While outlining plans for the full exploitation of India’s share of the Indus water—the use of water of the three rivers to irrigate 912,000 acres of land up from 800,000 acres at present and exploiting the hydroelectric power potential of the three eastern rivers, estimated to be 18,600MW—senior officials of the government had then also said that the two Indus water commissioners will now meet “only in an atmosphere free of terror”.
A previous thaw between the neighbours in late 2015 resulted in Indian foreign minister Sushma Swaraj visiting Pakistan in December 2015 for a regional conference on Afghanistan and Modi himself making an announced visit to Lahore to wish prime minister Nawaz Sharif for his birthday on his way back from a visit to Russia.
The foreign secretaries of the two countries were to meet on 15 January 2016 to draw up a roadmap for engagement between the two countries. But a terrorist attack on an airforce station in Pathankot on 2 January put paid to that. And subsequent terrorist raids on Uri and later on Nagrota in November crushed any chances of resumption of dialogue.
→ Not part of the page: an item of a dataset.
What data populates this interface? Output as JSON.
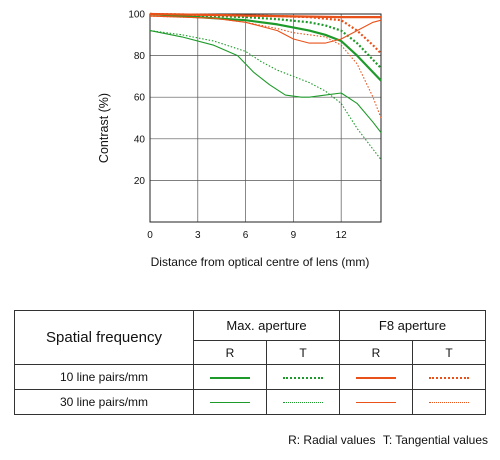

Pakistan’s attempts to internationalise a wave of protests in Indian-administered Kashmir, denying India access to a suspected Indian spy allegedly arrested in Pakistan’s troubled Balochistan and public sparring between ministers at fora like the United Nations General Assembly only made matters worse.
The IWT lays down the framework for sharing water from the Beas, Ravi, Sutlej, Indus, Chenab and Jhelum rivers. It specifies that water from the three western rivers—Indus, Jhelum and Chenab—are reserved for Pakistan, while those from the three eastern rivers—Ravi, Sutlej and Beas—are for India.